Last year she had cleared a net profit of $438.
On the front porch were three of the Dinsmore children, with the oldest, Lorraine Dinsmore, as their spokesman, bargaining with Jesse Witter:
“How much you payin today?”
“Seven cents a bushel.”
“Maw said not for us to do it for less than nine.”
“Eight is the most I could ever hope to give ye.”
“Is they first-picks or pickovers?”
“Some of it’s pickovers, but they’s a good few fresh rows.”
“Enough for till sundown?”
“I reckon not, but leastways till six or so.”
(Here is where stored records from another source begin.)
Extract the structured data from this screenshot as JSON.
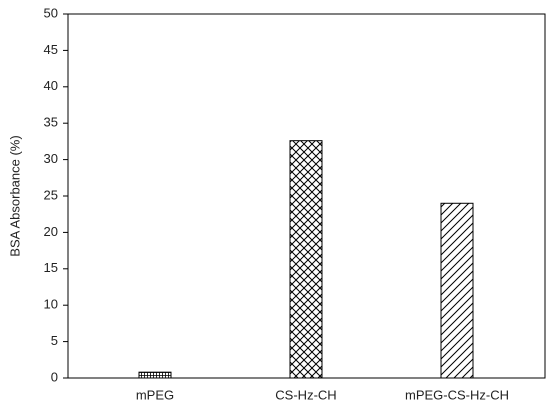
{
  "chart_data": {
    "type": "bar",
    "y_label": "BSA Absorbance (%)",
    "categories": [
      "mPEG",
      "CS-Hz-CH",
      "mPEG-CS-Hz-CH"
    ],
    "values": [
      0.8,
      32.6,
      24
    ],
    "patterns": [
      "grid",
      "crosshatch",
      "diagonal"
    ],
    "color": "#000000",
    "ylim": [
      0,
      50
    ],
    "yticks": [
      0,
      5,
      10,
      15,
      20,
      25,
      30,
      35,
      40,
      45,
      50
    ],
    "grid": false
  }
}
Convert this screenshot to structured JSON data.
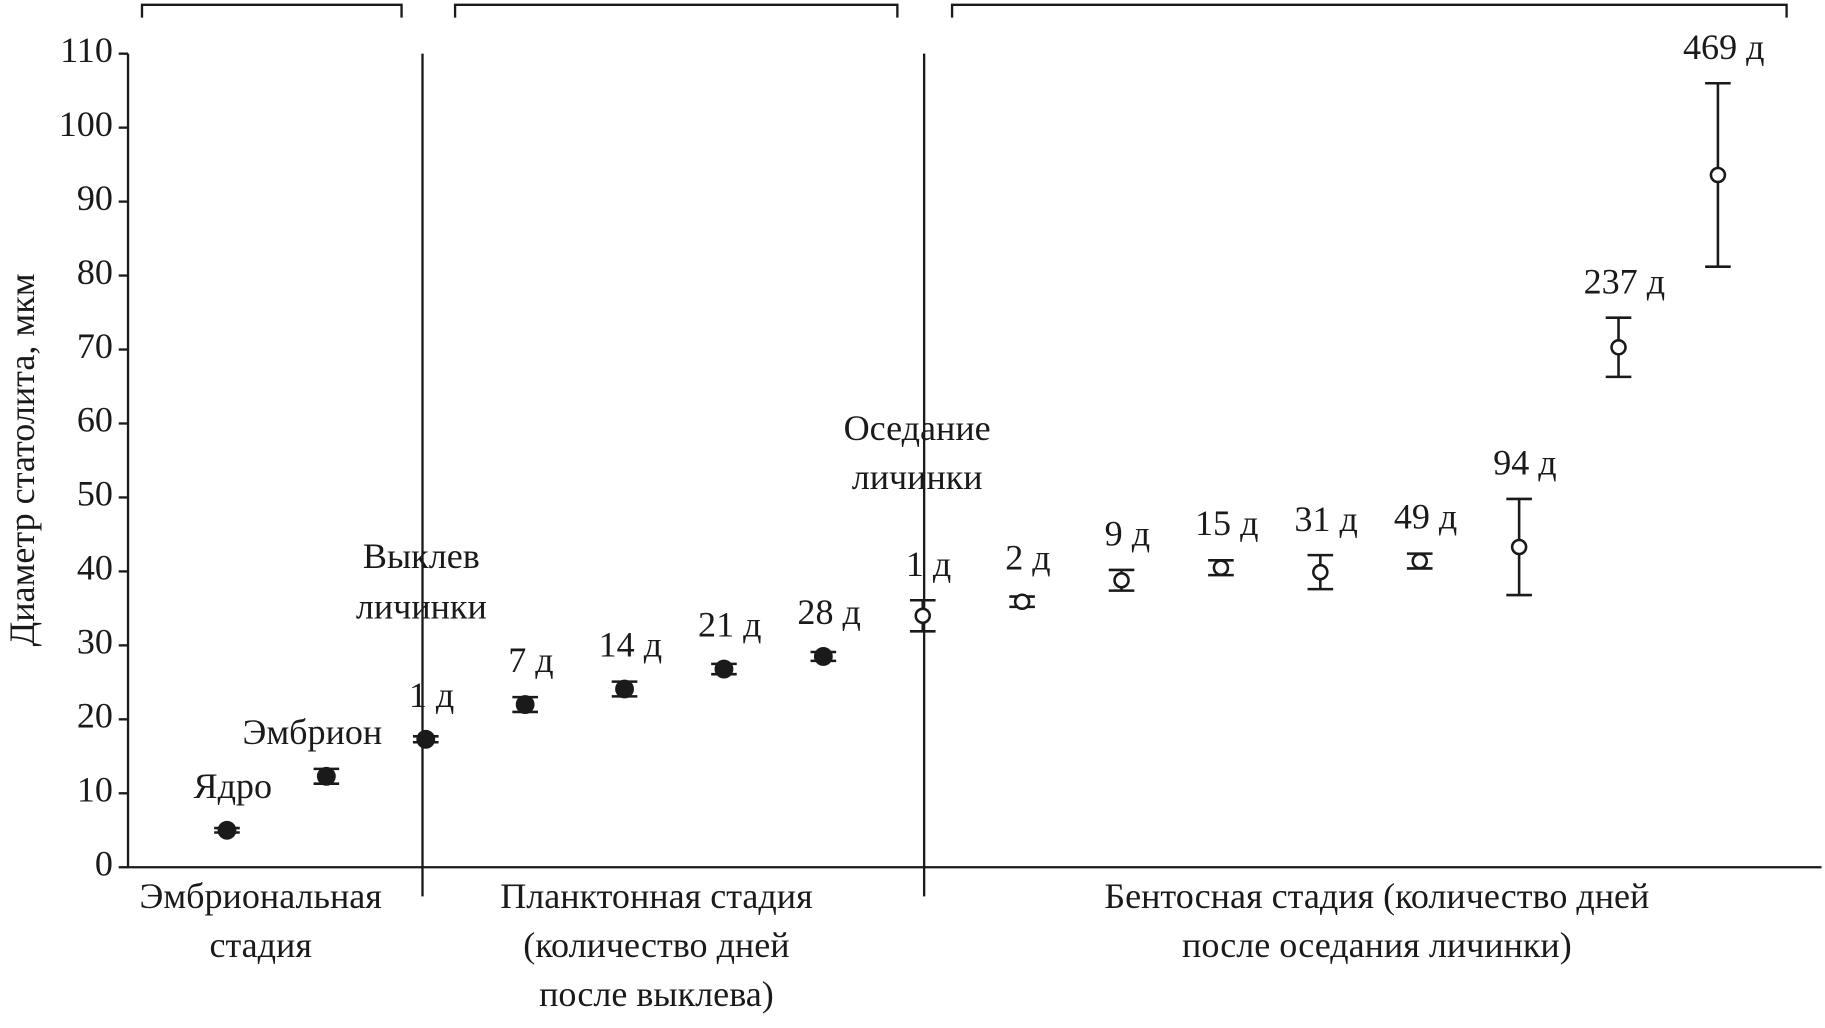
{
  "chart_data": {
    "type": "errorbar",
    "y_label": "Диаметр статолита, мкм",
    "ylim": [
      0,
      110
    ],
    "yticks": [
      0,
      10,
      20,
      30,
      40,
      50,
      60,
      70,
      80,
      90,
      100,
      110
    ],
    "categories": [
      "Ядро",
      "Эмбрион",
      "1 д",
      "7 д",
      "14 д",
      "21 д",
      "28 д",
      "1 д",
      "2 д",
      "9 д",
      "15 д",
      "31 д",
      "49 д",
      "94 д",
      "237 д",
      "469 д"
    ],
    "series": [
      {
        "marker": "filled",
        "color": "#1a1a1a",
        "values": [
          5.0,
          12.3,
          17.3,
          22.0,
          24.1,
          26.8,
          28.5,
          null,
          null,
          null,
          null,
          null,
          null,
          null,
          null,
          null
        ],
        "errors": [
          0.3,
          1.0,
          0.4,
          1.0,
          1.0,
          0.7,
          0.6,
          null,
          null,
          null,
          null,
          null,
          null,
          null,
          null,
          null
        ]
      },
      {
        "marker": "open",
        "color": "#1a1a1a",
        "values": [
          null,
          null,
          null,
          null,
          null,
          null,
          null,
          34.0,
          35.9,
          38.8,
          40.5,
          39.9,
          41.4,
          43.3,
          70.3,
          93.6
        ],
        "errors": [
          null,
          null,
          null,
          null,
          null,
          null,
          null,
          2.1,
          0.7,
          1.4,
          1.0,
          2.3,
          1.0,
          6.5,
          4.0,
          12.4
        ]
      }
    ],
    "annotations": [
      {
        "lines": [
          "Выклев",
          "личинки"
        ]
      },
      {
        "lines": [
          "Оседание",
          "личинки"
        ]
      }
    ],
    "stages": [
      {
        "lines": [
          "Эмбриональная",
          "стадия"
        ]
      },
      {
        "lines": [
          "Планктонная стадия",
          "(количество дней",
          "после выклева)"
        ]
      },
      {
        "lines": [
          "Бентосная стадия (количество дней",
          "после оседания личинки)"
        ]
      }
    ]
  }
}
“Okay. We’ll do it for eight. Miss Latha, you heerd him promise us eight, so we count on you to keep him to his word.”
“Git in the wagon,” Jesse said. “We got to see if two or three more show up.”
It was nearly seven o’clock, and Jesse Witter was fidgeting with restlessness, before Dulcie Coe came and offered to pick. Right behind her came Estalee Jerram, the schoolteacher, unemployed for the summer.
“Doggone,” said Jesse Witter, “I wush I had me a couple of stout boys ’stead of all you gals.”
Lorraine Dinsmore said, “You aint payin us by the hour, noway. I kin pick fast as ary boy you’d find.”
“Well, let’s git on with it,” said Jesse and the six of them got into his wagon and he turned it into the Parthenon road.